Image Source: Daily Galaxy link below |
I took the title from the Daily Galaxy's original post. It seemed apropos and succinct, but I am aware of the strong feelings it may generate.
Science strives mightily to fight "confirmation bias" : "the tendency to interpret new evidence as confirmation of one's existing beliefs or theories." The way scientists try to weed out minutiae is through peer review. Feelings are bruised, but truth is winnowed from social and preconceived chaff. Previous theories once held in high regard are thrown away. As new technology and instruments become available, this disciplined process is repeated. A scientific discovery may or may not confirm already preconceived notions. It's usually the latter. Such is not science, but the seeds of the boondoggle, pseudoscience and superstition; it is the natural tendency in an ever-changing world to reach for the comfortable instead of lighting "a candle in the dark" (Carl Sagan).

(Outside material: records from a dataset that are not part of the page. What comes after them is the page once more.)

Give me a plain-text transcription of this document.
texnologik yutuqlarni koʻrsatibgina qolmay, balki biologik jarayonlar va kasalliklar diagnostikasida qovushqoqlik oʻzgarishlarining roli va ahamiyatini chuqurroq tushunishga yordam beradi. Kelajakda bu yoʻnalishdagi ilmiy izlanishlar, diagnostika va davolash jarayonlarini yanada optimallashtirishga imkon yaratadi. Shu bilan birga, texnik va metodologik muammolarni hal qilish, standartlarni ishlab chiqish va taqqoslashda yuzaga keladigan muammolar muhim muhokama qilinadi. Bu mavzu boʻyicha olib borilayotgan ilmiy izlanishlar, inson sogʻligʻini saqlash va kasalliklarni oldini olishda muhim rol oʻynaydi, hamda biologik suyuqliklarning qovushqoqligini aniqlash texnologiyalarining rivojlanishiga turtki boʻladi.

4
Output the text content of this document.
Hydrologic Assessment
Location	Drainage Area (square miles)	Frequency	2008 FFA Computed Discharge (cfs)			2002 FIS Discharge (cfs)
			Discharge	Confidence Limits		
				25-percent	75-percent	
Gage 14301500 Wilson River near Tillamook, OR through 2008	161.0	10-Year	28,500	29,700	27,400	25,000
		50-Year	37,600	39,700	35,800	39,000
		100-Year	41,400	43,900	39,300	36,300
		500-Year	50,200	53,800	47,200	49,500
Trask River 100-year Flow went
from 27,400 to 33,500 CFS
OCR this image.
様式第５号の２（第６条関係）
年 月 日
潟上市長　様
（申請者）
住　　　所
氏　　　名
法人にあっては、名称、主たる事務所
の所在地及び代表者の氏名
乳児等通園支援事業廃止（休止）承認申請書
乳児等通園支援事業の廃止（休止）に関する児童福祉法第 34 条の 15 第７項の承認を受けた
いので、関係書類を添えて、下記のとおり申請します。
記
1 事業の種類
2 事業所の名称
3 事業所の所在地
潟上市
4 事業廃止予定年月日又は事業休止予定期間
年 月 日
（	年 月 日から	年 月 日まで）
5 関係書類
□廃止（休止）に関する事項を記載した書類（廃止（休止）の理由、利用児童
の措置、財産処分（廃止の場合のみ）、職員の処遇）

“There are more things in Heaven and Earth, Horatio, than are dreamt of in your philosophy.”
William Shakespeare, Hamlet
"I would rather have questions I can't answer, than answers I can't question."
Richard Feynman
In 2015, NASA's Hubble Space Telescope precisely measured the mass of the oldest known planet in our Milky Way galaxy. At an estimated age of 13 billion years, the planet is more than twice as old as Earth's 4.5 billion years. It's about as old as a planet can be. It formed around a young, sun-like star barely 1 billion years after our universe's birth in the Big Bang. The ancient planet has had a remarkable history because it resides in an unlikely, rough neighborhood. A few intrepid astronomers have concluded that the most productive to look for planets that can support life is around dim, dying stars white dwarfs.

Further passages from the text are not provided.